Was spüren Sie nach, wenn Sie alleine in Ihrer Wohnung sind?
Ich bin dankbar für mein Leben, es erfüllt mich sehr. Ich habe meine Fotos und die vielen Bilder in mir. Ich habe meine Familie. Ich fühle mich nicht allein. Ich habe Gott, ich habe Jesus und gehe auf Menschen zu. Ich habe immer Gemeinschaft erlebt, das bringt das Leben in der Diakonie mit sich, jedenfalls in der Form, wie Diakonie damals gelebt wurde. Heute ist sicherlich manches anders.
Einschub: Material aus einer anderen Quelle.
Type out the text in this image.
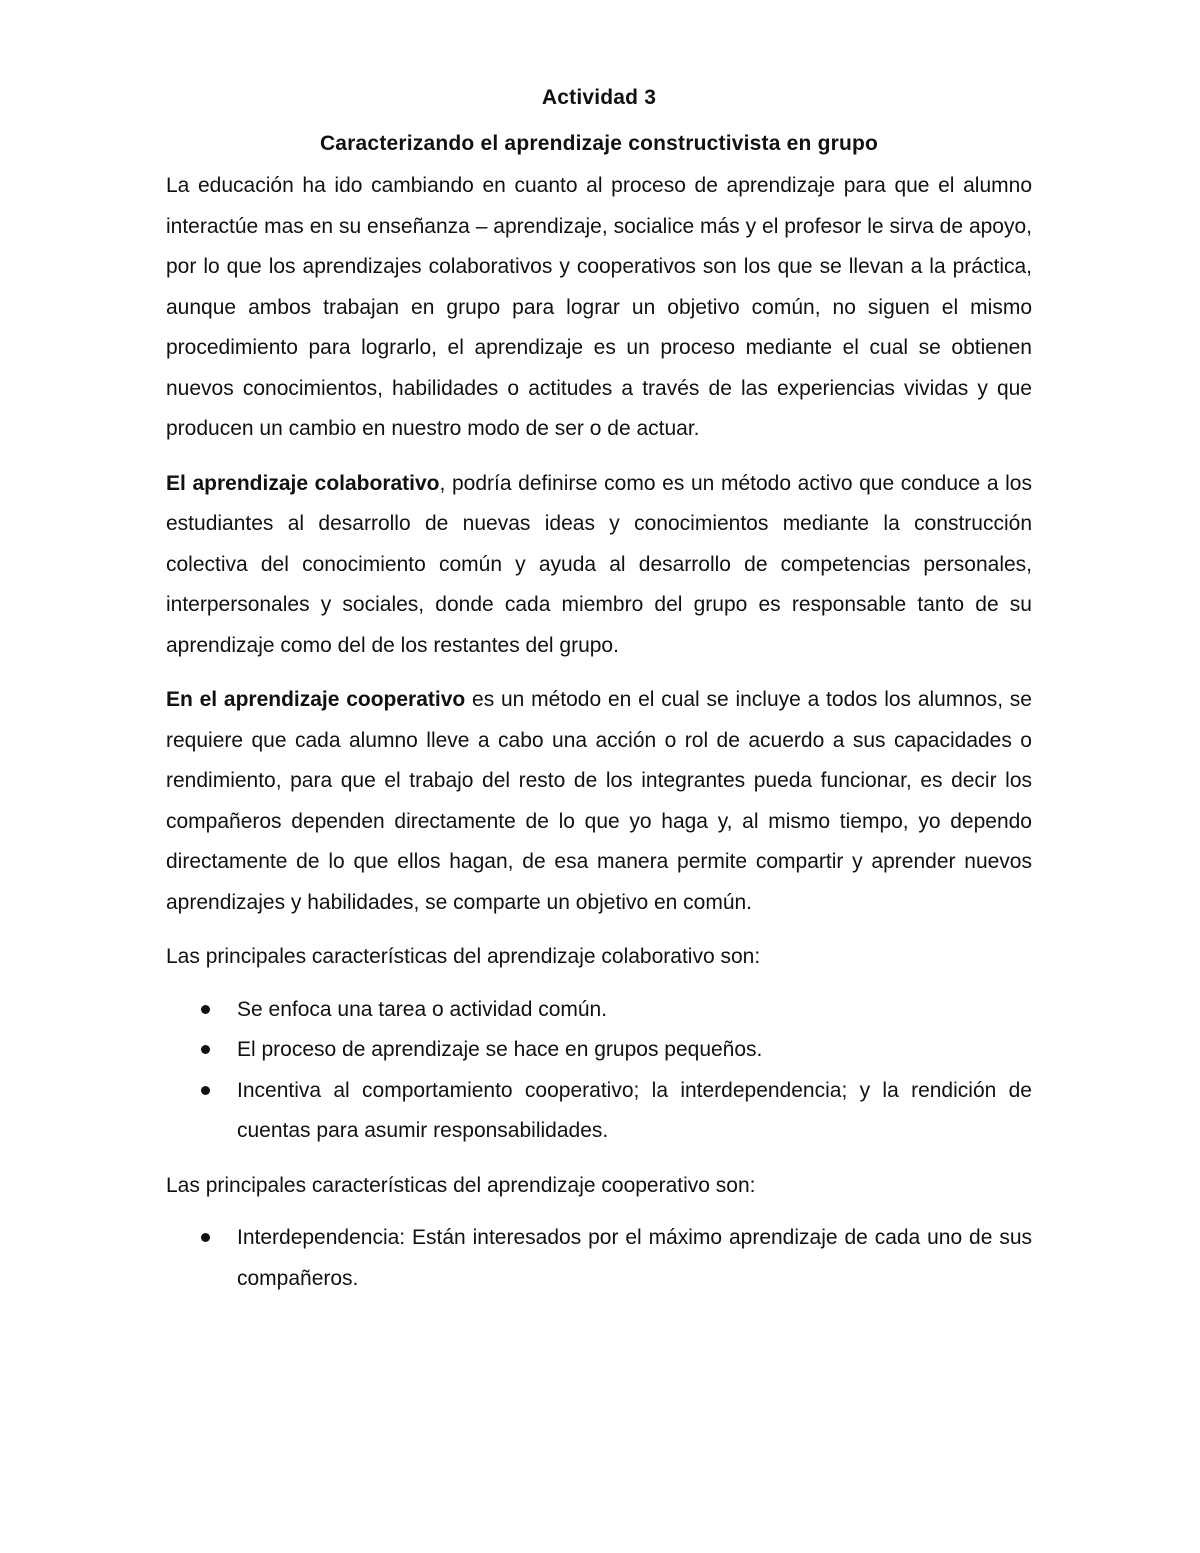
Actividad 3
Caracterizando el aprendizaje constructivista en grupo

La educación ha ido cambiando en cuanto al proceso de aprendizaje para que el alumno interactúe mas en su enseñanza – aprendizaje, socialice más y el profesor le sirva de apoyo, por lo que los aprendizajes colaborativos y cooperativos son los que se llevan a la práctica, aunque ambos trabajan en grupo para lograr un objetivo común, no siguen el mismo procedimiento para lograrlo, el aprendizaje es un proceso mediante el cual se obtienen nuevos conocimientos, habilidades o actitudes a través de las experiencias vividas y que producen un cambio en nuestro modo de ser o de actuar.

El aprendizaje colaborativo, podría definirse como es un método activo que conduce a los estudiantes al desarrollo de nuevas ideas y conocimientos mediante la construcción colectiva del conocimiento común y ayuda al desarrollo de competencias personales, interpersonales y sociales, donde cada miembro del grupo es responsable tanto de su aprendizaje como del de los restantes del grupo.

En el aprendizaje cooperativo es un método en el cual se incluye a todos los alumnos, se requiere que cada alumno lleve a cabo una acción o rol de acuerdo a sus capacidades o rendimiento, para que el trabajo del resto de los integrantes pueda funcionar, es decir los compañeros dependen directamente de lo que yo haga y, al mismo tiempo, yo dependo directamente de lo que ellos hagan, de esa manera permite compartir y aprender nuevos aprendizajes y habilidades, se comparte un objetivo en común.

Las principales características del aprendizaje colaborativo son:

Se enfoca una tarea o actividad común.
El proceso de aprendizaje se hace en grupos pequeños.
Incentiva al comportamiento cooperativo; la interdependencia; y la rendición de cuentas para asumir responsabilidades.

Las principales características del aprendizaje cooperativo son:

Interdependencia: Están interesados por el máximo aprendizaje de cada uno de sus compañeros.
In unserer aktiven Zeit waren wir eine enge christliche Gemeinschaft. Diakone hatten oft handwerkliche oder pflegende Berufe, die sie direkt einsetzen konnten. Der Dienst an den Menschen stand im Mittelpunkt und wir taten ihn in Gemeinschaft mit anderen. Geld hatten wir alle nur wenig, aber das störte uns nicht, wir hatten uns.
Was war Ihre schwerste Aufgabe?
Im Siegerland leiteten mein Mann und ich ein Lehrlingsheim. Die ca. 50 Jugendlichen kamen aus ganz Deutschland, um in der dortigen Eisenindustrie eine Ausbildung zu machen. Es waren oft Jugendliche, die auch viel Leid erlebt hatten, aber sie waren nett. Mir fiel es nur so schwer, dass ich mich bei der Versorgung dieser Jugendlichen, die Anfang der 50ger Jahre mit dürftigsten Mitteln erfolgen musste, so wenig um meine eigenen kleinen Kinder kümmern konnte.
Sie haben Ihr Leben in der Abgeschiedenheit von „Chemet Allah“ mit den arabischen Fellachen geteilt. Können Sie mir mit dieser Erfahrung „etwas mit auf den Weg geben“?
Ich freue mich, dass diese Gemeinde eine Weltethosgemeinde ist. Die Religionen müssen sich doch verstehen und kennen lernen. Das darf nicht „gewaltsam“ von „oben“ kommen wie bei der plötzlichen Umwandlung meiner Heimatkirche in Bielefeld in eine Synagoge, sondern es muss im langsamen Dialog erfolgen und das scheint hier versucht zu werden.
IN SCHA ALLAH, liebe Frau Stiefel, Gott segne Sie!